For severe manic episodes, traditional antipsychotics (such as Haldol, Loxapine, or Thorazine) as well as newer antipsychotic drugs — also called atypical antipsychotics — may be necessary. Cariprazine (Vraylar) is a newly approved antipsychotic to treat manic or mixed episodes. Aripiprazole (Abilify),  asenapine (Saphris),  clozapine (Clozaril), olanzapine (Zyprexa), quetiapine  (Seroquel), risperidone (Risperdal), and ziprasidone (Geodon) are often used, and many other drugs are available. The antipsychotic lurasidone (Latuda) is approved for use — either alone or with lithium or valproate (Depakote) — in cases of bipolar I depression.Antipsychotic medicines are also sometimes used for preventive treatment.

Benzodiazepines

This class of drugs includes alprazolam (Xanax), diazepam (Valium), and lorazepam (Ativan) and is commonly referred to as minor tranquilizers. They are sometimes used for short-term control of acute symptoms associated with mania such as agitation or insomnia, but they do not treat core mood symptoms such as euphoria or depression.

Antidepressants

Common antidepressants such as fluoxetine (Prozac), paroxetine (Paxil), and sertraline (Zoloft) have not been shown to be as effective for treating depression in bipolar disorder as in unipolar depression. In a small percentage of people, they can also set off or worsen a manic episode in a person with bipolar disorder. For these reasons, the first-line treatments for depression in bipolar disorder involve medicines that have been shown to have antidepressant properties but also no known risk for causing or worsening mania. The three FDA-approved treatments for bipolar depression are lurasidone (Latuda), olanzapinefluoxetine(Symbyax) combination, quetiapine (Seroquel) or quetiapine fumarate (Seroquel XR). Other mood-stabilizing treatments that are sometimes recommended for treating acute bipolar depression include lithium, Depakote, and Lamictal (although none of these later three medicines is FDA-approved specifically for bipolar depression).
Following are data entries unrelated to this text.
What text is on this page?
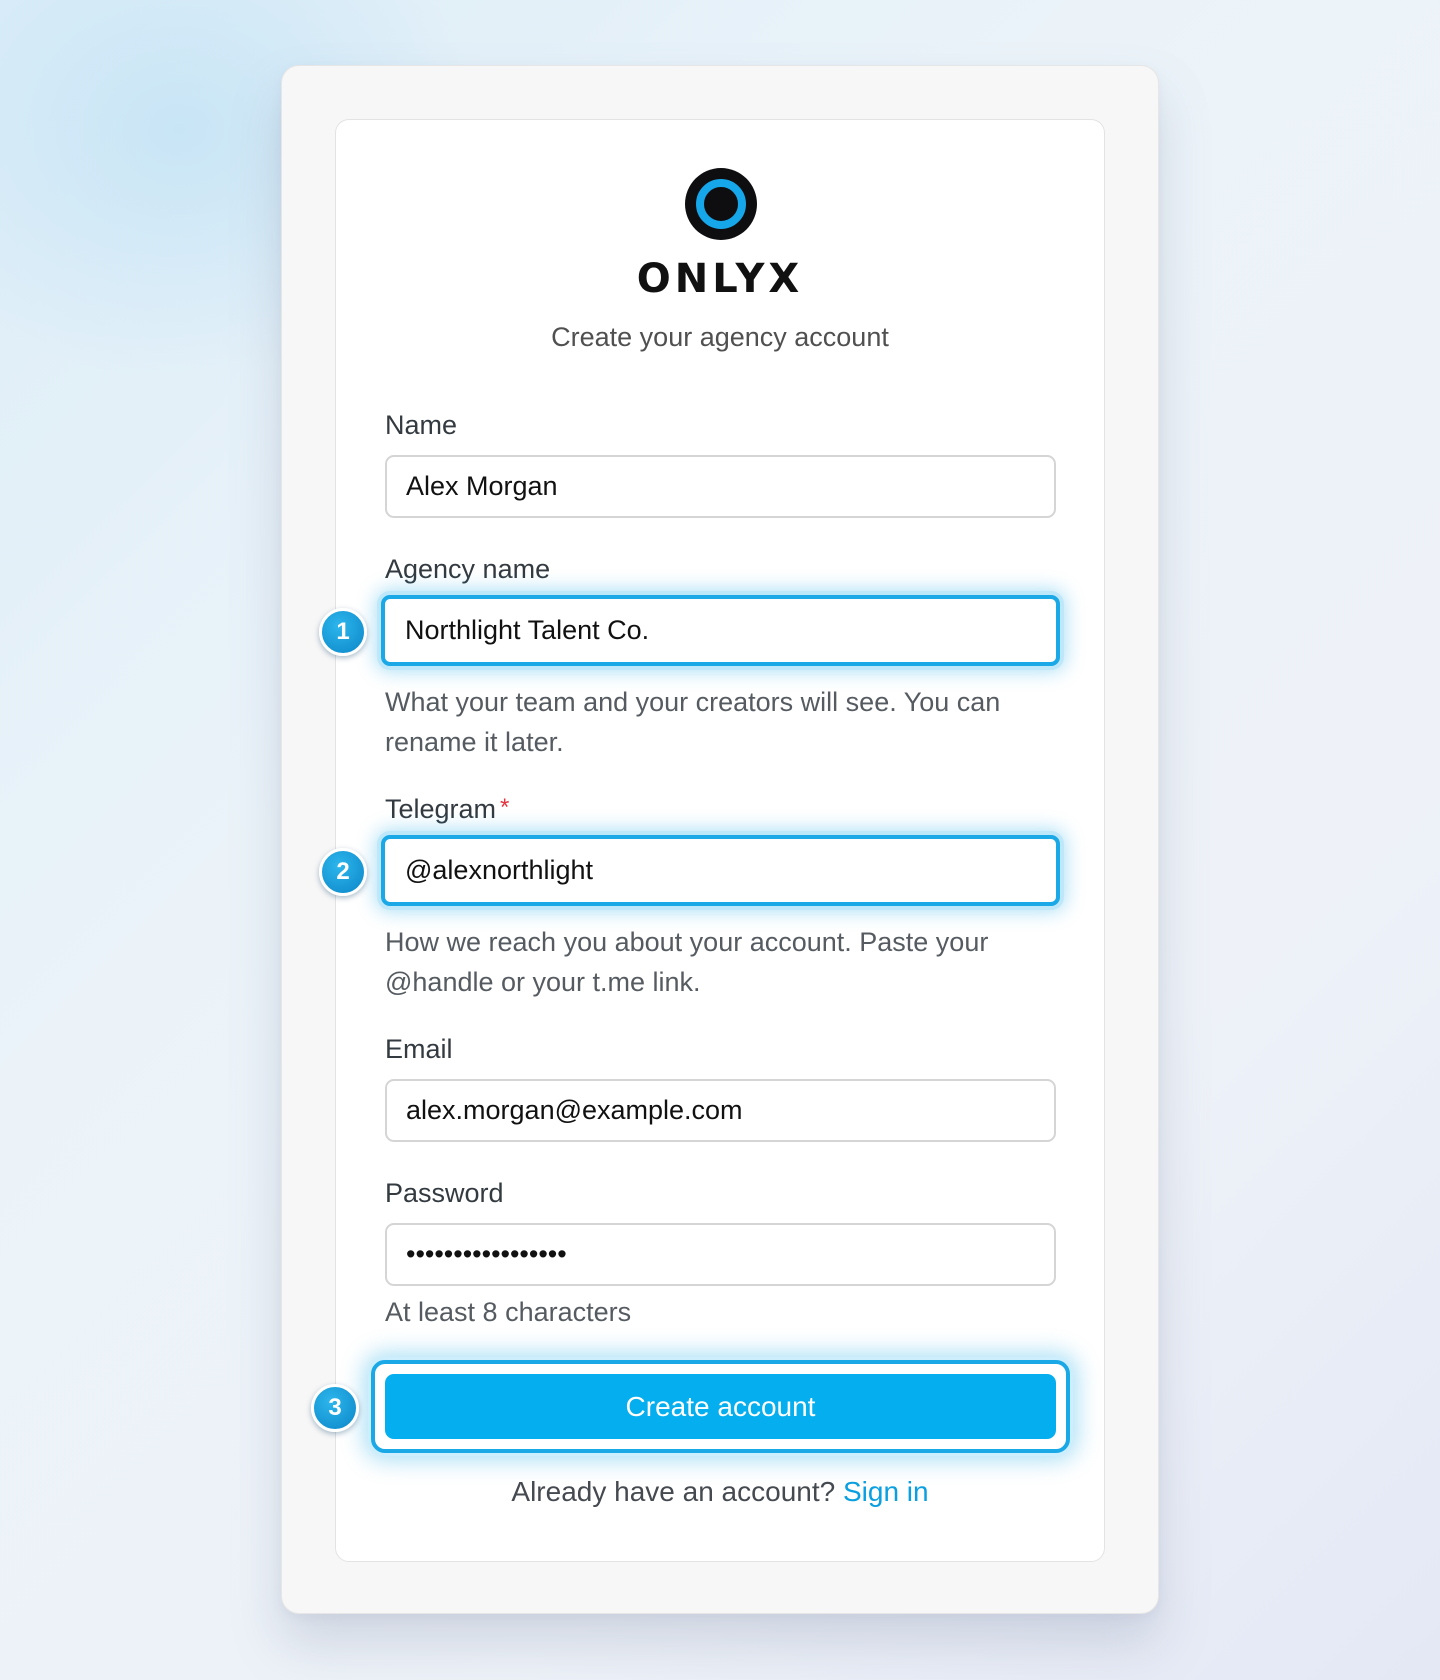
ONLYX
Create your agency account
Name
Alex Morgan
Agency name
Northlight Talent Co.
What your team and your creators will see. You can rename it later.
Telegram *
@alexnorthlight
How we reach you about your account. Paste your @handle or your t.me link.
Email
alex.morgan@example.com
Password
•••••••••••••••••
At least 8 characters
Create account
Already have an account? Sign in
1
2
3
If these fail, after a few weeks a traditional antidepressant or other medicine may sometimes be added. Psychotherapy, such as cognitive-behavioral therapy, may also help.
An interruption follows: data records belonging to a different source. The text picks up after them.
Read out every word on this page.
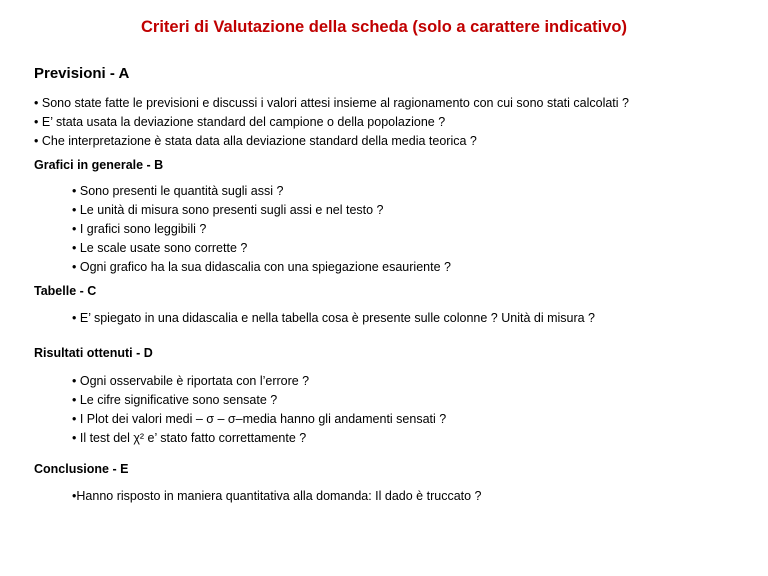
Criteri di Valutazione della scheda (solo a carattere indicativo)
Previsioni - A
• Sono state fatte le previsioni e discussi i valori attesi insieme al ragionamento con cui sono stati calcolati ?
• E’ stata usata la deviazione standard del campione o della popolazione ?
• Che interpretazione è stata data alla deviazione standard della media teorica ?
Grafici in generale - B
• Sono presenti le quantità sugli assi ?
• Le unità di misura sono presenti sugli assi e nel testo ?
• I grafici sono leggibili ?
• Le scale usate sono corrette ?
• Ogni grafico ha la sua didascalia con una spiegazione esauriente ?
Tabelle - C
• E’ spiegato in una didascalia e nella tabella cosa è presente sulle colonne ? Unità di misura ?
Risultati ottenuti - D
• Ogni osservabile è riportata con l’errore ?
• Le cifre significative sono sensate ?
• I Plot dei valori medi – σ – σ–media hanno gli andamenti sensati ?
• Il test del χ² e’ stato fatto correttamente ?
Conclusione - E
• Hanno risposto in maniera quantitativa alla domanda: Il dado è truccato ?
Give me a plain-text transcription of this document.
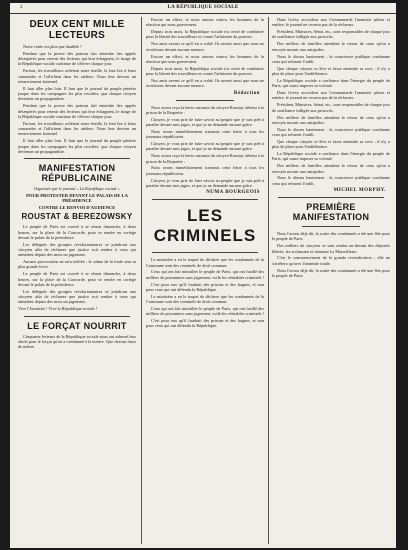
2	LA RÉPUBLIQUE SOCIALE
DEUX CENT MILLE LECTEURS

Notre vente est plus que doublée !

Pendant que la presse des patrons fait entendre des appels désespérés pour retenir des lecteurs qui leur échappent, le tirage de la République sociale continue de s'élever chaque jour.

Partout, les travailleurs achètent notre feuille, la font lire à leurs camarades et l'affichent dans les ateliers. Nous leur devons un remerciement fraternel.

Il faut aller plus loin. Il faut que le journal du peuple pénètre jusque dans les campagnes les plus reculées, que chaque citoyen devienne un propagandiste.

Pendant que la presse des patrons fait entendre des appels désespérés pour retenir des lecteurs qui leur échappent, le tirage de la République sociale continue de s'élever chaque jour.

Partout, les travailleurs achètent notre feuille, la font lire à leurs camarades et l'affichent dans les ateliers. Nous leur devons un remerciement fraternel.

Il faut aller plus loin. Il faut que le journal du peuple pénètre jusque dans les campagnes les plus reculées, que chaque citoyen devienne un propagandiste.

MANIFESTATION RÉPUBLICAINE
Organisée par le journal « La République sociale »
POUR PROTESTER DEVANT LE PALAIS DE LA PRÉSIDENCE
CONTRE LE RENVOI D'AUDIENCE
ROUSTAT & BEREZOWSKY

Le peuple de Paris est convié à se réunir dimanche, à deux heures, sur la place de la Concorde, pour se rendre en cortège devant le palais de la présidence.

Les délégués des groupes révolutionnaires se joindront aux citoyens afin de réclamer que justice soit rendue à ceux qui attendent depuis des mois un jugement.

Aucune provocation ne sera tolérée ; le calme de la foule sera sa plus grande force.

Le peuple de Paris est convié à se réunir dimanche, à deux heures, sur la place de la Concorde, pour se rendre en cortège devant le palais de la présidence.

Les délégués des groupes révolutionnaires se joindront aux citoyens afin de réclamer que justice soit rendue à ceux qui attendent depuis des mois un jugement.

Vive l'Amnistie ! Vive la République sociale !

LE FORÇAT NOURRIT

Cinquante lecteurs de la République sociale nous ont adressé leur obole pour le forçat qu'on a condamné à la misère. Que chacun fasse de même.

Encore un effort, et nous aurons vaincu les hommes de la réaction qui nous gouvernent.

Depuis trois mois, la République sociale n'a cessé de combattre pour la liberté des travailleurs et contre l'arbitraire du pouvoir.

Nos amis savent ce qu'il en a coûté. Ils savent aussi que nous ne reculerons devant aucune menace.

Encore un effort, et nous aurons vaincu les hommes de la réaction qui nous gouvernent.

Depuis trois mois, la République sociale n'a cessé de combattre pour la liberté des travailleurs et contre l'arbitraire du pouvoir.

Nos amis savent ce qu'il en a coûté. Ils savent aussi que nous ne reculerons devant aucune menace.

Rédaction

Nous avons reçu la lettre suivante du citoyen Roustat, détenu à la prison de la Roquette :

Citoyen, je vous prie de faire savoir au peuple que je suis prêt à paraître devant mes juges, et que je ne demande aucune grâce.

Nous avons immédiatement transmis cette lettre à tous les journaux républicains.

Citoyen, je vous prie de faire savoir au peuple que je suis prêt à paraître devant mes juges, et que je ne demande aucune grâce.

Nous avons reçu la lettre suivante du citoyen Roustat, détenu à la prison de la Roquette :

Nous avons immédiatement transmis cette lettre à tous les journaux républicains.

Citoyen, je vous prie de faire savoir au peuple que je suis prêt à paraître devant mes juges, et que je ne demande aucune grâce.

NUMA BOURGEOIS
LES CRIMINELS

Le ministère a eu le toupet de déclarer que les condamnés de la Commune sont des criminels de droit commun.

Ceux qui ont fait mitrailler le peuple de Paris, qui ont fusillé des milliers de prisonniers sans jugement, voilà les véritables criminels !

C'est pour eux qu'il faudrait des prisons et des bagnes, et non pour ceux qui ont défendu la République.

Le ministère a eu le toupet de déclarer que les condamnés de la Commune sont des criminels de droit commun.

Ceux qui ont fait mitrailler le peuple de Paris, qui ont fusillé des milliers de prisonniers sans jugement, voilà les véritables criminels !

C'est pour eux qu'il faudrait des prisons et des bagnes, et non pour ceux qui ont défendu la République.

Dans Grévy accordera aux Communards l'amnistie pleine et entière, le journal ne cessera pas de la réclamer.

Président, Ministres, Sénat, etc., sont responsables de chaque jour de souffrance infligée aux proscrits.

Des milliers de familles attendent le retour de ceux qu'on a envoyés mourir aux antipodes.

Nous le disons hautement : la conscience publique condamne ceux qui refusent l'oubli.

Que chaque citoyen se lève et fasse entendre sa voix ; il n'y a plus de place pour l'indifférence.

La République sociale a confiance dans l'énergie du peuple de Paris, qui saura imposer sa volonté.

Dans Grévy accordera aux Communards l'amnistie pleine et entière, le journal ne cessera pas de la réclamer.

Président, Ministres, Sénat, etc., sont responsables de chaque jour de souffrance infligée aux proscrits.

Des milliers de familles attendent le retour de ceux qu'on a envoyés mourir aux antipodes.

Nous le disons hautement : la conscience publique condamne ceux qui refusent l'oubli.

Que chaque citoyen se lève et fasse entendre sa voix ; il n'y a plus de place pour l'indifférence.

La République sociale a confiance dans l'énergie du peuple de Paris, qui saura imposer sa volonté.

Des milliers de familles attendent le retour de ceux qu'on a envoyés mourir aux antipodes.

Nous le disons hautement : la conscience publique condamne ceux qui refusent l'oubli.

MICHEL MORPHY.
PREMIÈRE MANIFESTATION

Nous l'avons déjà dit, la sortie des condamnés a été une fête pour le peuple de Paris.

Des milliers de citoyens se sont rendus au-devant des déportés libérés, les acclamant et chantant La Marseillaise.

C'est le commencement de la grande revendication ; elle ne s'arrêtera qu'avec l'amnistie totale.

Nous l'avons déjà dit, la sortie des condamnés a été une fête pour le peuple de Paris.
People with bipolar I disorder (mania or depression) have a high risk for recurrences and usually are advised to take medicines on a continuous basis for prevention.

Electroconvulsive Therapy (ECT)

Despite its scary reputation, electroconvulsive therapy (ECT) is an effective treatment for both manic and depressive symptoms. ECT is seldom used to treat bipolar I disorder, but can be helpful if medicines fail or can’t be used.
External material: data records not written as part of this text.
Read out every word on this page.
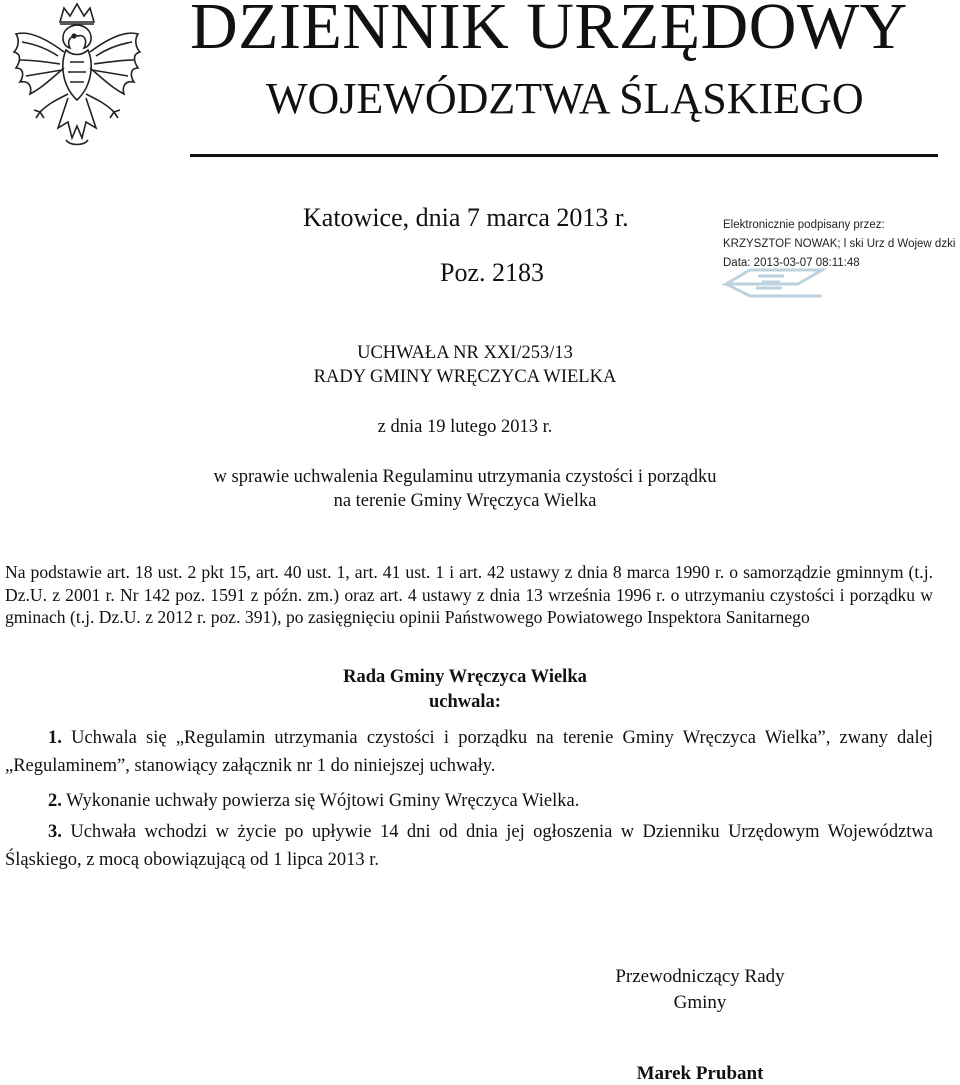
DZIENNIK URZĘDOWY
WOJEWÓDZTWA ŚLĄSKIEGO
Katowice, dnia 7 marca 2013 r.
Poz. 2183
Elektronicznie podpisany przez:
KRZYSZTOF NOWAK; l ski Urz d Wojew dzki
Data: 2013-03-07 08:11:48
UCHWAŁA NR XXI/253/13
RADY GMINY WRĘCZYCA WIELKA
z dnia 19 lutego 2013 r.
w sprawie uchwalenia Regulaminu utrzymania czystości i porządku
na terenie Gminy Wręczyca Wielka
Na podstawie art. 18 ust. 2 pkt 15, art. 40 ust. 1, art. 41 ust. 1 i art. 42 ustawy z dnia 8 marca 1990 r. o samorządzie gminnym (t.j. Dz.U. z 2001 r. Nr 142 poz. 1591 z późn. zm.) oraz art. 4 ustawy z dnia 13 września 1996 r. o utrzymaniu czystości i porządku w gminach (t.j. Dz.U. z 2012 r. poz. 391), po zasięgnięciu opinii Państwowego Powiatowego Inspektora Sanitarnego
Rada Gminy Wręczyca Wielka
uchwala:
1. Uchwala się „Regulamin utrzymania czystości i porządku na terenie Gminy Wręczyca Wielka”, zwany dalej „Regulaminem”, stanowiący załącznik nr 1 do niniejszej uchwały.
2. Wykonanie uchwały powierza się Wójtowi Gminy Wręczyca Wielka.
3. Uchwała wchodzi w życie po upływie 14 dni od dnia jej ogłoszenia w Dzienniku Urzędowym Województwa Śląskiego, z mocą obowiązującą od 1 lipca 2013 r.
Przewodniczący Rady
Gminy
Marek Prubant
Can Bipolar I Disorder Be Prevented?

The causes of bipolar disorder are not well understood. It’s not known if bipolar I disorder can be prevented entirely.

It is possible to lower the risk of episodes of mania or depression once bipolar disorder has developed. Regular therapy sessions with a psychologist or social worker can help people to identify factors that can destabilize mood (such as poor medication adherence, sleep deprivation, drug or alcohol abuse, and poor stress management), leading to fewer hospitalizations and feeling better overall. Taking medicine on a regular basis can help to prevent future manic or depressive episodes.

How Is Bipolar I Different From Other Types of Bipolar Disorder?

People with bipolar I disorder experience full episodes of mania — the often severe abnormally elevated mood and behavior described above. These manic symptoms can lead to serious disruptions in life (for example, spending the family fortune, or having an unintended pregnancy).

In bipolar II disorder, the symptoms of elevated mood never reach full-blown mania. They often pass for extreme cheerfulness, even making someone a lot of fun to be around — the “life of the party.” Not so bad, you might think — except bipolar II disorder usually involves extensive and disabling periods of significant depression, which can often be harder to treat than if episodes of hypomania had never occurred.